Escolha e eleição que não estão meramente presentes nos tratados de teologia e nos documentos oficiais da Igreja, mas estão, sobretudo, no conjunto das Escrituras Sagradas, do Gênesis ao Apocalipse. Todo aquele que nega esta divina predileção, nega a ação divina na história, pois o Deus e Pai de Jesus nunca esteve do lado dos opressores, mas tão somente dos oprimidos, concedendo-lhes a sua bênção e a sua força. A força divina se manifesta na fraqueza dos pobres do povo de Deus: Eis o resumo da fé cristã, genuinamente alicerçada no testemunho das Sagradas Escrituras. A esperança dos pobres tem nesta fé o seu sentido e a sua força.

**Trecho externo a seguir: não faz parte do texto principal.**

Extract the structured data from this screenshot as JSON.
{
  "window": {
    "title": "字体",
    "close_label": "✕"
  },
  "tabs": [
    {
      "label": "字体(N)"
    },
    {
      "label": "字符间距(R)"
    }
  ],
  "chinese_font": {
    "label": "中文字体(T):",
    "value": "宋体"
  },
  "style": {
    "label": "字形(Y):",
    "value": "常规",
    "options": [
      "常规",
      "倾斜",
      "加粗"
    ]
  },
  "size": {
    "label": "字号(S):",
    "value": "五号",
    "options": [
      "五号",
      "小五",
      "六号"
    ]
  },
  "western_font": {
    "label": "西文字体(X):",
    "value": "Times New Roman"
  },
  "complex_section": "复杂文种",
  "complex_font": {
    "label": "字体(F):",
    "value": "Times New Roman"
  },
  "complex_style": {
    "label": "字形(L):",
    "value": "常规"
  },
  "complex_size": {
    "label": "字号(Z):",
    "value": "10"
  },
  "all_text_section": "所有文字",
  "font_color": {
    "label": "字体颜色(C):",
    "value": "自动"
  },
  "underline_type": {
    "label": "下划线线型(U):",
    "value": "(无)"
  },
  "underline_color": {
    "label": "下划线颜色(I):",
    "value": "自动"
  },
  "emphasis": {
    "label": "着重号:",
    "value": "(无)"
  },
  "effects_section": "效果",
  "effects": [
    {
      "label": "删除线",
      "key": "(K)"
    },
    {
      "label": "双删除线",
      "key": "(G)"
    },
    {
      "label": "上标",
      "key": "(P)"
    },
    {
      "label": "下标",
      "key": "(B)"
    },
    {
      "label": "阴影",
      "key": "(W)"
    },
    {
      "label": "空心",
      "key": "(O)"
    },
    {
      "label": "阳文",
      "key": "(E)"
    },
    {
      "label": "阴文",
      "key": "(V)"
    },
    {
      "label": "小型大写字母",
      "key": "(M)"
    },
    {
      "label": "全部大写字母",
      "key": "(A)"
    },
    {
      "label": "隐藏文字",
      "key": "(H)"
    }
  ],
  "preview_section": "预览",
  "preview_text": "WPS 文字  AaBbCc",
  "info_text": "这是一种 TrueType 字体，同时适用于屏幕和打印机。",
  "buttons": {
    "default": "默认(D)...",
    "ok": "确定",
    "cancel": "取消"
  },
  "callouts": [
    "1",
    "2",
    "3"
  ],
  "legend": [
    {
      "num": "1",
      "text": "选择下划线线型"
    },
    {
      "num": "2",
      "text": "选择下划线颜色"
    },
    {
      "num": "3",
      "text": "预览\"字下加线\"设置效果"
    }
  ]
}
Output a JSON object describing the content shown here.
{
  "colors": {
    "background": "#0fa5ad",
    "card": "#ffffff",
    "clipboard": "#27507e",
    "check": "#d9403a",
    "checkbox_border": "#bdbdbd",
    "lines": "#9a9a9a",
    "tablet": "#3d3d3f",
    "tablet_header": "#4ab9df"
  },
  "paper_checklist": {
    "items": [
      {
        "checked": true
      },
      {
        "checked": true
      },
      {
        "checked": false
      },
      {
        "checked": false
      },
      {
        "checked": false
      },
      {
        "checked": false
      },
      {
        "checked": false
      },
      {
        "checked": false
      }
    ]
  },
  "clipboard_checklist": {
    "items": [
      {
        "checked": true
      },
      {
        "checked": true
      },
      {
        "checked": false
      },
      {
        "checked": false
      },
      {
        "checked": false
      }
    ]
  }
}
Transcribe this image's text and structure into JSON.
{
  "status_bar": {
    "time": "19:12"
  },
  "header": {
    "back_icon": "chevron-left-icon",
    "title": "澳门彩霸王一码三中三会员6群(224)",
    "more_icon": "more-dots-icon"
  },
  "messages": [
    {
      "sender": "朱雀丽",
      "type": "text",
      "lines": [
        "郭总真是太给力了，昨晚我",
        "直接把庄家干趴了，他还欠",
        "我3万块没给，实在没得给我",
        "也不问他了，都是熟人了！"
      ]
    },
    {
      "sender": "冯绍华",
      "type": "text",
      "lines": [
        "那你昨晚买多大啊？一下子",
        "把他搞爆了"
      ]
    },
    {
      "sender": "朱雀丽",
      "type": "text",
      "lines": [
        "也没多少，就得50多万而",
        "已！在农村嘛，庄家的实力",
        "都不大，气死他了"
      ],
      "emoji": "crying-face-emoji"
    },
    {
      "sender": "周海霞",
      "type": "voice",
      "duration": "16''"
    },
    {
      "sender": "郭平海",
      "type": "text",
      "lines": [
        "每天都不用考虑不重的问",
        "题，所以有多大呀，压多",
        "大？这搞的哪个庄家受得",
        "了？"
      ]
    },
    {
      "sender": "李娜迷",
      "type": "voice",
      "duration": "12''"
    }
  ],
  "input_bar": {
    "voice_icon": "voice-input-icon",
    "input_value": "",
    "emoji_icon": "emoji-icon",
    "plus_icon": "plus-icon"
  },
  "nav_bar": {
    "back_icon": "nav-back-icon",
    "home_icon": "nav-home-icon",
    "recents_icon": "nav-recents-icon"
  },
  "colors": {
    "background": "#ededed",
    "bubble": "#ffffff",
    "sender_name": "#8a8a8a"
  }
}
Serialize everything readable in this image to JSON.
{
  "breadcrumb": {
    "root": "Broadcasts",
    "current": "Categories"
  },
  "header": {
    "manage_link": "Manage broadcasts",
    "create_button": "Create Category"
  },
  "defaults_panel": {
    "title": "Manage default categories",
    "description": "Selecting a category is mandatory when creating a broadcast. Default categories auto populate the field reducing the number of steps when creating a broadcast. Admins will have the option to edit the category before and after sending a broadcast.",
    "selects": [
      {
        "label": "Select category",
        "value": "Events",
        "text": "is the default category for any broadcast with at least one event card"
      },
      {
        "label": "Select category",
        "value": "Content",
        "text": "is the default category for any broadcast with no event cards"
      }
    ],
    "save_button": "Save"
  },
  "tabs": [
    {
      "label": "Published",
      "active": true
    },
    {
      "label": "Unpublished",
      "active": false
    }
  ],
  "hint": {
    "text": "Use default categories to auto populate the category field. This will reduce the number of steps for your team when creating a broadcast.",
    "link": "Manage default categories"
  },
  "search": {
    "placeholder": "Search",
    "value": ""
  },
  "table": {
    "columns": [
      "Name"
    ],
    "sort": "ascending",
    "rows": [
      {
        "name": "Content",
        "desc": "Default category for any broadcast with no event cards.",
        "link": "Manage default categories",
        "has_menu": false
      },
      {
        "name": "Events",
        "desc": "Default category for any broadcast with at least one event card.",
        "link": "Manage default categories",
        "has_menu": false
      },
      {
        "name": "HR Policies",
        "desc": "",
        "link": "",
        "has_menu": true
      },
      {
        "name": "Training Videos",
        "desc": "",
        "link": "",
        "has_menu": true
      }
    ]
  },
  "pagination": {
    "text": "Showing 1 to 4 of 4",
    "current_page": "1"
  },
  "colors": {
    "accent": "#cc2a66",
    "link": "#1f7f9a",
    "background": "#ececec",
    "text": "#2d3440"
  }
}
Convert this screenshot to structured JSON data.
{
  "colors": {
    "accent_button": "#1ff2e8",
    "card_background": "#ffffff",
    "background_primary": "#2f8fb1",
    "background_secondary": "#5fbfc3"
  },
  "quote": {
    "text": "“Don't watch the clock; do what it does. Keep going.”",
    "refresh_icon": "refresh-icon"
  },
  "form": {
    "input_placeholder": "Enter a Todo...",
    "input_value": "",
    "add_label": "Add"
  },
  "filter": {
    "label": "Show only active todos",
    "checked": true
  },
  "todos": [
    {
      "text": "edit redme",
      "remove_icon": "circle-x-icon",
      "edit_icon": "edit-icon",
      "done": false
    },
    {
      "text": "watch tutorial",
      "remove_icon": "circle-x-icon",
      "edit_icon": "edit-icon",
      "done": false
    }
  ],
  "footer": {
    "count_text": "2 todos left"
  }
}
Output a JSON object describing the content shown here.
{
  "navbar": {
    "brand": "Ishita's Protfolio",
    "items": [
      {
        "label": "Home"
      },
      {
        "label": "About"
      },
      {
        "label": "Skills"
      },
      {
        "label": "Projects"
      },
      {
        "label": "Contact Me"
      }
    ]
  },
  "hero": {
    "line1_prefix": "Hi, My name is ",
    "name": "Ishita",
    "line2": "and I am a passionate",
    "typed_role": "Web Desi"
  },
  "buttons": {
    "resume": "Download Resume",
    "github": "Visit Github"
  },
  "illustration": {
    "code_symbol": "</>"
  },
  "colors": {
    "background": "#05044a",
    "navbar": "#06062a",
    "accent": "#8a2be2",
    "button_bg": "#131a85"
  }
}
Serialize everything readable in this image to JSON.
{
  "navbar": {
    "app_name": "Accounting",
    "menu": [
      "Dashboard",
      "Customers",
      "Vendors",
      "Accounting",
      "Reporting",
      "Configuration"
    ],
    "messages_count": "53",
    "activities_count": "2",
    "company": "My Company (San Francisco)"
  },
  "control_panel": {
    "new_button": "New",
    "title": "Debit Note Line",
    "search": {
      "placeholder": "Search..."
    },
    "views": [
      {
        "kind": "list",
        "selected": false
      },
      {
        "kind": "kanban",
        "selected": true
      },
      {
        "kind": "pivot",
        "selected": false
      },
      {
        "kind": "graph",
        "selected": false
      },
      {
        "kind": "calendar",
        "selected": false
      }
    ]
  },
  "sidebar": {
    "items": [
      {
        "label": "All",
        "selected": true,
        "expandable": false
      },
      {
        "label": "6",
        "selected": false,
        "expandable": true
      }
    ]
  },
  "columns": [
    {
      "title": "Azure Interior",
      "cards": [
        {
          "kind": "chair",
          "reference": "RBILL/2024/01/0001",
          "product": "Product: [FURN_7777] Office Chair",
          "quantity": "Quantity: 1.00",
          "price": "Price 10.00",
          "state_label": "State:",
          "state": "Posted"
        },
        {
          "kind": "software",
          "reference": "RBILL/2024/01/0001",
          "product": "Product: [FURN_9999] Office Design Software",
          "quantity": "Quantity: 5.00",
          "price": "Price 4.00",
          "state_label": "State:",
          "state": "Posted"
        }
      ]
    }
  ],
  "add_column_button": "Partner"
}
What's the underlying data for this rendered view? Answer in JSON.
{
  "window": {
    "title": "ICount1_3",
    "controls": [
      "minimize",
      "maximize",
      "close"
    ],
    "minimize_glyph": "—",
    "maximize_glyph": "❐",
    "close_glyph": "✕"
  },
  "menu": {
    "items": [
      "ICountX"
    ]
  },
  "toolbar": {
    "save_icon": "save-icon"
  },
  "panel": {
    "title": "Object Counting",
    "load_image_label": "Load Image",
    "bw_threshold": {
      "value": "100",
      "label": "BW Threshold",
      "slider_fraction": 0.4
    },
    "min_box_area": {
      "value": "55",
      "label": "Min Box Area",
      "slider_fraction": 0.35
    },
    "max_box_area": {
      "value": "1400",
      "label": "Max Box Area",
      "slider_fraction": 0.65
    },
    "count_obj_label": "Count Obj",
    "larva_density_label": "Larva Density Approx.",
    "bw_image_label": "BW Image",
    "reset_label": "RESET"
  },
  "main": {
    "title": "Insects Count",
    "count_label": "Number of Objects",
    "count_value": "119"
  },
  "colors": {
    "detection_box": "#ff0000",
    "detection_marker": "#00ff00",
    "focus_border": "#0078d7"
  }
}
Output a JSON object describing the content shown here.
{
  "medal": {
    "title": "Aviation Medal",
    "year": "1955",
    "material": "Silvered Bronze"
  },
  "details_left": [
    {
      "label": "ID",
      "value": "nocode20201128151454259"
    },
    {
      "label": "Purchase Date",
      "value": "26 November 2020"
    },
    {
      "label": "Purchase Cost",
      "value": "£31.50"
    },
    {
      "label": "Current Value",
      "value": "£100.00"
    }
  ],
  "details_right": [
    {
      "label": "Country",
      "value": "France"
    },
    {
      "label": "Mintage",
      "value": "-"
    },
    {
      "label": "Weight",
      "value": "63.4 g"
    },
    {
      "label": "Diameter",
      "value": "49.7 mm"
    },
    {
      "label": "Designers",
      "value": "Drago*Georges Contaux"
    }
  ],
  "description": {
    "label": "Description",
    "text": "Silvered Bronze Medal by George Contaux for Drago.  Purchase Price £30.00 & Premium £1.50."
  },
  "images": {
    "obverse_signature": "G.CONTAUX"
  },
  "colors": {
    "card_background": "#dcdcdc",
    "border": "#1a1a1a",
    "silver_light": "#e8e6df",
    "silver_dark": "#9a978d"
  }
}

Por mais tenebrosos que sejam os nossos dias, a fé em Jesus é a lâmpada que ilumina todo aquele que ousa amá-lo e segui-lo. O desespero não faz parte da vida daquele que crê, nem jamais consegue destruí-lo. Assim como os mártires dos primeiros séculos da Igreja, os cristãos de hoje devem permanecer firmes e confiantes, de cabeça erguida, com os pés no chão, de braços apertos e disponíveis, cheios de alegria e de esperança. E assim ocorre porque o Espírito de Deus, força amorosa que trabalha diuturnamente no mundo, permanece fiel, fazendo germinar e crescer as sementes do Reino de Deus, até chegar o grande dia da festa da colheita, quando se estabelecerá, definitivamente, a justiça e a paz sobre a face da terra. Esse é o nosso destino. Deus não abandonou o mundo, mas permanece conosco, hoje e sempre.

Tiago de França da Silva

Desde Guaraciama, Norte de Minas Gerais, 08 de janeiro de 2016.